Doskonale wypada również druga pozycja albumu – Tańce symfoniczne op.45. Koncepcja dyrygenta opiera się na jego wieloletniej znajomości partytury, słychać wyraźnie, że muzykę Rosjanina ma nie tyko w głowie, ale i w sercu, co nie ulega najmniejszej wątpliwości. Efektem końcowym jest porywające wprost wykonanie ostatniego dzieła Sergiusza Rachmaninowa. Mamy do czynienia z klarowną wizją całości, doskonale dobranymi tempami, które pomagają oddać materię i ducha każdego z nich. Pokazany jest ogrom detali instrumentacyjnych i artykulacyjnych kolorowej, efektownej partytury. Muzycy z Orkiestry Symfonicznej Radia Bawarskiego błyszczą nie tylko w licznych solówkach, ale też w poszczególnych sekcjach zespołu, mającego spore pole do popisu. Ich produkcja jest pełna entuzjazmu, zaangażowania, energii, co udziela się od razu odbiorcy. Bardzo dobra realizacja dźwiękowa znacząco przyczynia się do wywołania wrażenia obcowania z prawdziwą artystyczną kreacją, będącą triumfem Marissa Jansonsa oraz prowadzonego przezeń zespołu.
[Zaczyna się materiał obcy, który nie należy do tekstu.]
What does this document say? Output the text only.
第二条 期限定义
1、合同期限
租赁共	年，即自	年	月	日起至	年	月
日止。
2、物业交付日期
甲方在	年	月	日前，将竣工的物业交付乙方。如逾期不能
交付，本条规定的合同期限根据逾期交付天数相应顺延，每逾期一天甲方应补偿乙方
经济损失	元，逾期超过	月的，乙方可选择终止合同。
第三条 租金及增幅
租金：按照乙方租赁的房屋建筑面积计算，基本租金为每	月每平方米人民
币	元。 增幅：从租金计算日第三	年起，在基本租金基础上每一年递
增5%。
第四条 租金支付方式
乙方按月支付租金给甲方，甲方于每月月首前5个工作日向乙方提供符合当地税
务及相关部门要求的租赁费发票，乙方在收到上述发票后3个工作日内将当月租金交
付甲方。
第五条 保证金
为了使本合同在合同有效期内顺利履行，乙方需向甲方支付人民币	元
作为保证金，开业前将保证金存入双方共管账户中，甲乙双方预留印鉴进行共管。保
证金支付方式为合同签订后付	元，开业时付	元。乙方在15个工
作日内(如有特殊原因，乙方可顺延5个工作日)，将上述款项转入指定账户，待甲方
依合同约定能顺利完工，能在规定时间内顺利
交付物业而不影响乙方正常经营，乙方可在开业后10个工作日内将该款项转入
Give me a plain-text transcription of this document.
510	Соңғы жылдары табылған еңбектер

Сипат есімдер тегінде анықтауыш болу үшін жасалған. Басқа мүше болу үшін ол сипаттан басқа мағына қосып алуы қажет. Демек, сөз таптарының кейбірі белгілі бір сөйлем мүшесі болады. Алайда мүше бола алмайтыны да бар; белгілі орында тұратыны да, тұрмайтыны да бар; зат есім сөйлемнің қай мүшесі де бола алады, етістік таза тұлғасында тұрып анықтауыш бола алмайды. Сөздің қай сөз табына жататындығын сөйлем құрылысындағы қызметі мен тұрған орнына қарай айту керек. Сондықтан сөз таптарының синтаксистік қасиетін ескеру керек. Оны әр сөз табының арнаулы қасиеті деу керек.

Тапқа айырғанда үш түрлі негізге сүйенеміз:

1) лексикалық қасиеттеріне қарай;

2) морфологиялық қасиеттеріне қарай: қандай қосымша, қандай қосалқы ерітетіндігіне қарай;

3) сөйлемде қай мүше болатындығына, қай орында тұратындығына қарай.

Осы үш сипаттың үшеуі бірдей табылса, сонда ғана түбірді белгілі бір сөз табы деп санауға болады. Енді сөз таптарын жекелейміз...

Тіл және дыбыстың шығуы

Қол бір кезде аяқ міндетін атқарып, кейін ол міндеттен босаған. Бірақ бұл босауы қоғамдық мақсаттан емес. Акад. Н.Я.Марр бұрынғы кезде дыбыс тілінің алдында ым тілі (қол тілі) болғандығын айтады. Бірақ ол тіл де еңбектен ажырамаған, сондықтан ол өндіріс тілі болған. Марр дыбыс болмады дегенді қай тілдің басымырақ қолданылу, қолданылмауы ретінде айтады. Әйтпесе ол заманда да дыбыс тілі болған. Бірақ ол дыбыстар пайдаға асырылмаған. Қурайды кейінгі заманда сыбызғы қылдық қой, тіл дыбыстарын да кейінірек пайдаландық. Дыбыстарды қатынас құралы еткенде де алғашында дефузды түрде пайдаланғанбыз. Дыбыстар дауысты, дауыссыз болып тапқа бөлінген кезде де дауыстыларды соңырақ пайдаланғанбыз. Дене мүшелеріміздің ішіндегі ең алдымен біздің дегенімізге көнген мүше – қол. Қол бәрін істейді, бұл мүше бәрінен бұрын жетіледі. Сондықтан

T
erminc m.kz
Prezentowany album zdobył zasłużenie wiele prestiżowych nagród, co powinno być najlepszą rekomendacją dla miłośników muzyki Sergiusza Rachmaninowa, by się z nim zapoznać.


Paweł Chmielowski


Sergiusz Rachmaninow
Dzwony op. 35; Tańce symfoniczne op.45
Tatiana Pawlowska, sopran; Oleg Dolgow, tenor; Aleksy Markow, baryton • Chór Radia Bawarskiego • Orkiestra Symfoniczna Radia Bawarskiego • Mariss Jansons, dyrygent
BR Klassik 900154 • w. 2018, n.2016/17 • 74’19” ●●●●●○
 
Autor bloga dziękuje Radiu Bawarskiemu w Monachium za nadesłanie albumu do recenzji. Polski dystrybutor tego wydawcy nie przyczynił się w żaden sposób do ukazania się omówienia powyższego nagrania na stronie. 

Płytomaniak.blogspot would like to thank Bavarian Radio and Ms. Bärbel Widenmayer for sending the album and making this review possible.